Es bedeutet, den Sinn der Religionsfreiheit zu verkennen, wenn daraus der Schluss gezogen wird, ein Bund Gottes mit den Menschen sei historisch unmöglich. Jesus hätte umsonst gelebt und wäre umsonst gestorben. Wehe demjenigen, der den ewig sinnsuchenden Menschen keinen Trost bieten kann. Die Bestie wartet nur darauf, freigelassen zu werden. Nicht alle Religionen sind Heilswege.

Ringparabel

Die berühmte Ringparabel beinhaltet mehrere Irrtümer. Zunächst sind Religionen keine ethischen Erziehungsprogramme, die man nach ihrer Nützlichkeit bewertet, sondern Offenbarungen Gottes, für den Gläubigen also geschichtliche Wirklichkeit. Außerdem ist die Story unglaubwürdig: Ringe, die vor Gott angenehm machen? Ist da Magie im Spiel? Schließlich wird behauptet, der Vater habe alle drei Söhne gleich geliebt. Schön, er hat aber Streit gestiftet, indem er das Recht des Erstgeborenen, welches der göttlichen Ordnung entspricht, ignoriert. Wäre es für Gott sinnvoll, viele gleichberechtigte Religionen zu schaffen?
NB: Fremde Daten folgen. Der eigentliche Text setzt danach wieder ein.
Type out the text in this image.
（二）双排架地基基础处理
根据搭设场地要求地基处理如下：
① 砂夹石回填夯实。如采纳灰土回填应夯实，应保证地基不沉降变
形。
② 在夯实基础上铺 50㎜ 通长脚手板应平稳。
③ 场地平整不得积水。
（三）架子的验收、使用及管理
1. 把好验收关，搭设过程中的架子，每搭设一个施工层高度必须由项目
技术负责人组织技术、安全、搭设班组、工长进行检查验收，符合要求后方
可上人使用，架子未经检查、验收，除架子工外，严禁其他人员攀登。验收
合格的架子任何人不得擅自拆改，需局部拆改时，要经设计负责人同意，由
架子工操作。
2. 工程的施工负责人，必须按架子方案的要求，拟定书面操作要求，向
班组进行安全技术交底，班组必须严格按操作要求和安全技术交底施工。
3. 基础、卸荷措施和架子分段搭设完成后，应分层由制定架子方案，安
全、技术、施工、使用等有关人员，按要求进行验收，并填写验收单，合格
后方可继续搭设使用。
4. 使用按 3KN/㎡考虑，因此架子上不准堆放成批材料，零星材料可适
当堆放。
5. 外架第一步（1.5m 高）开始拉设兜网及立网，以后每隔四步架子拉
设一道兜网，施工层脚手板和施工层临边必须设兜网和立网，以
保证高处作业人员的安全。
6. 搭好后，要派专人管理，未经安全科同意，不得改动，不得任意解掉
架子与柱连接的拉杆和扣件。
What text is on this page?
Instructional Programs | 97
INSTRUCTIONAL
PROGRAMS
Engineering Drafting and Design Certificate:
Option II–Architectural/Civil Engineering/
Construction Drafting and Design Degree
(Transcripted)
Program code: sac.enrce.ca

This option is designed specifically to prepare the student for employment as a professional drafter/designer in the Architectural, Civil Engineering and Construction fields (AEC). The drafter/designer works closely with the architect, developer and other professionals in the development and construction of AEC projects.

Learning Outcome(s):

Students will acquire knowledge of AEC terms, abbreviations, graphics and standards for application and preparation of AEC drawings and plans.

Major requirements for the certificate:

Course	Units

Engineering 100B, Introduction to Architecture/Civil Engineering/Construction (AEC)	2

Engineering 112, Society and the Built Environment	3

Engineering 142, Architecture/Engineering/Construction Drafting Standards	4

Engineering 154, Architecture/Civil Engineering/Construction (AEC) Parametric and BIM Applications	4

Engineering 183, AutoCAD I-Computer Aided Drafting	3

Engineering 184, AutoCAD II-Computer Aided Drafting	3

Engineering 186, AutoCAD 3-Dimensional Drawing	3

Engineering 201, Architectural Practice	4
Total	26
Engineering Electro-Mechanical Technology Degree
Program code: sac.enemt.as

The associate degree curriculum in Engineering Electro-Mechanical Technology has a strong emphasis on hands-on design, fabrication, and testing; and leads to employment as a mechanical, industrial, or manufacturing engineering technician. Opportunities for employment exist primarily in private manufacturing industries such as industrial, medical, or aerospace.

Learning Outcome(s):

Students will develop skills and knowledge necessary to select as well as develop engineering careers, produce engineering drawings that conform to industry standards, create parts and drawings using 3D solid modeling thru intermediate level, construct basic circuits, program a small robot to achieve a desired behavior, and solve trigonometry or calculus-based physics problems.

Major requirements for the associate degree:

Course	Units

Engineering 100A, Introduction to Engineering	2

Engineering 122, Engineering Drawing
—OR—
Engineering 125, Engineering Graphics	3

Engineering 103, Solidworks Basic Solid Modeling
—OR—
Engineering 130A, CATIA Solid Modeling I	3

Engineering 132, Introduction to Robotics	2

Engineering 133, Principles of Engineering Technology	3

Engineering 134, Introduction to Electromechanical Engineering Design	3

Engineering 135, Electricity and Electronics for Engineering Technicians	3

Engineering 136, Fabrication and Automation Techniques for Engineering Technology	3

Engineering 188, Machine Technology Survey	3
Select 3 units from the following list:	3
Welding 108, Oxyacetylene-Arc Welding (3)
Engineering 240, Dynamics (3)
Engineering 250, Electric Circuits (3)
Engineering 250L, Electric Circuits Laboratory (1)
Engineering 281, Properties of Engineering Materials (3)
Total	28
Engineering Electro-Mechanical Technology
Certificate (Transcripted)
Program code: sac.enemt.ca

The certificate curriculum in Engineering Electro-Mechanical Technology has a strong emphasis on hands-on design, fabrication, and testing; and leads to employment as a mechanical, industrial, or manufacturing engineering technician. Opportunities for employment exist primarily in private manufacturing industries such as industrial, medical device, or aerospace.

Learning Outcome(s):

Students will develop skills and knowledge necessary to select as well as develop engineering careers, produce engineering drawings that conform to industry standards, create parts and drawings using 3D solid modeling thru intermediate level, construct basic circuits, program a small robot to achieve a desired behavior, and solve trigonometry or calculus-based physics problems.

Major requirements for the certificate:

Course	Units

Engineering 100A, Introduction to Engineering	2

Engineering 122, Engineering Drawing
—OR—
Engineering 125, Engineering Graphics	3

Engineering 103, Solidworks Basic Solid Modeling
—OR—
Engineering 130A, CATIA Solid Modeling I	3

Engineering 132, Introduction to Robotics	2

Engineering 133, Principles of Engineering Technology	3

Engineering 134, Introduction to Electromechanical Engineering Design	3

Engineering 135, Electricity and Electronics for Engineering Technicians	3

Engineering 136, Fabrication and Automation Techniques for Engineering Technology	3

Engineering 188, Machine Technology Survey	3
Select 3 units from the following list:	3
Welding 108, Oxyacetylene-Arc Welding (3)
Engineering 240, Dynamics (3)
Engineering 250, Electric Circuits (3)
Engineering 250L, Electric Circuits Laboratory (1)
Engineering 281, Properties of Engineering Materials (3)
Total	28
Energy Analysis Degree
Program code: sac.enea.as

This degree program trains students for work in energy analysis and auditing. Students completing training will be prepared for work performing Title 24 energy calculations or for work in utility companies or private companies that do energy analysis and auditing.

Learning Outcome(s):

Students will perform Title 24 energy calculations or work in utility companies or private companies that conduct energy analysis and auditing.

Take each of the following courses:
In der Religion geht es um letzte Wahrheiten. Das Denken in Kompromissen ist für die Welt der Politik gedacht. Religionen gehören der spirituellen Ebene an und wenden sich an den menschlichen Geist. Physische Gewalt ist ihnen wesensfremd, sie gehört wiederum zur Ebene der Politik. Der Staat darf eine Religion bevorzugen, wenn er die Überzeugung erlangt hat, dass sie zum Funktionieren des Staates einen hilfreichen Beitrag leistet. Eine reine Vernunftentscheidung, die nicht bedeutet, dass alle Staatsbürger dieser Religion angehören müssen. Keine Kultur kennt die Gleichheit aller Weltanschauungen. Es gelten ja auch nicht alle Sitten zur selben Zeit, außer in der Anarchie, die den Menschen absinken lässt auf die Stufe des Tieres.

Im friedlichen Dialog, ohne Zwang, mag man sich auf die Suche nach einem moralischen Minimalkonsens der Menschheitsfamilie begeben. Eine Weltregierung, die den festgelegten Weltethos global durchsetzen will, ist eine Schreckensvorstellung.

Die gefährdete Kultur

Eng verwandt mit dem Konzept der Religionsfreiheit ist auch die Idee vom Multikulturalismus, denn nebeneinanderlebende Religionen sind auch parallele Kulturen.

Dieselbe Geisteshaltung, die vor Jahrzehnten Gastarbeiter aus dem islamischen Kulturkreis ins Land holte, ruft heute wieder nach ausländischen Fachkräften. Das Zusammengehörigkeitsgefühl der Völker soll geschwächt werden, da zerstrittene Volksgruppen sich leichter unterdrücken lassen.

„Islam ist ein Teil von Deutschland“ ist ein dummer Satz. Nach derselben messerscharfen Logik könnte man sagen, Scientology sei ein Teil von Deutschland. Dass der Islam ein Teil der deutschen Kultur wäre, kann man nicht behaupten. Ob er es werden sollte, ist die entscheidende Frage. Dazu müsste man aber die deutsche Kultur auch definieren. Der deutsche Staatsminister für Kultur will das nicht. „Um Gottes Willen, keiner will eine Definition der deutschen Kultur“, wehrt sein Pressesprecher dieses Ansinnen entsetzt ab.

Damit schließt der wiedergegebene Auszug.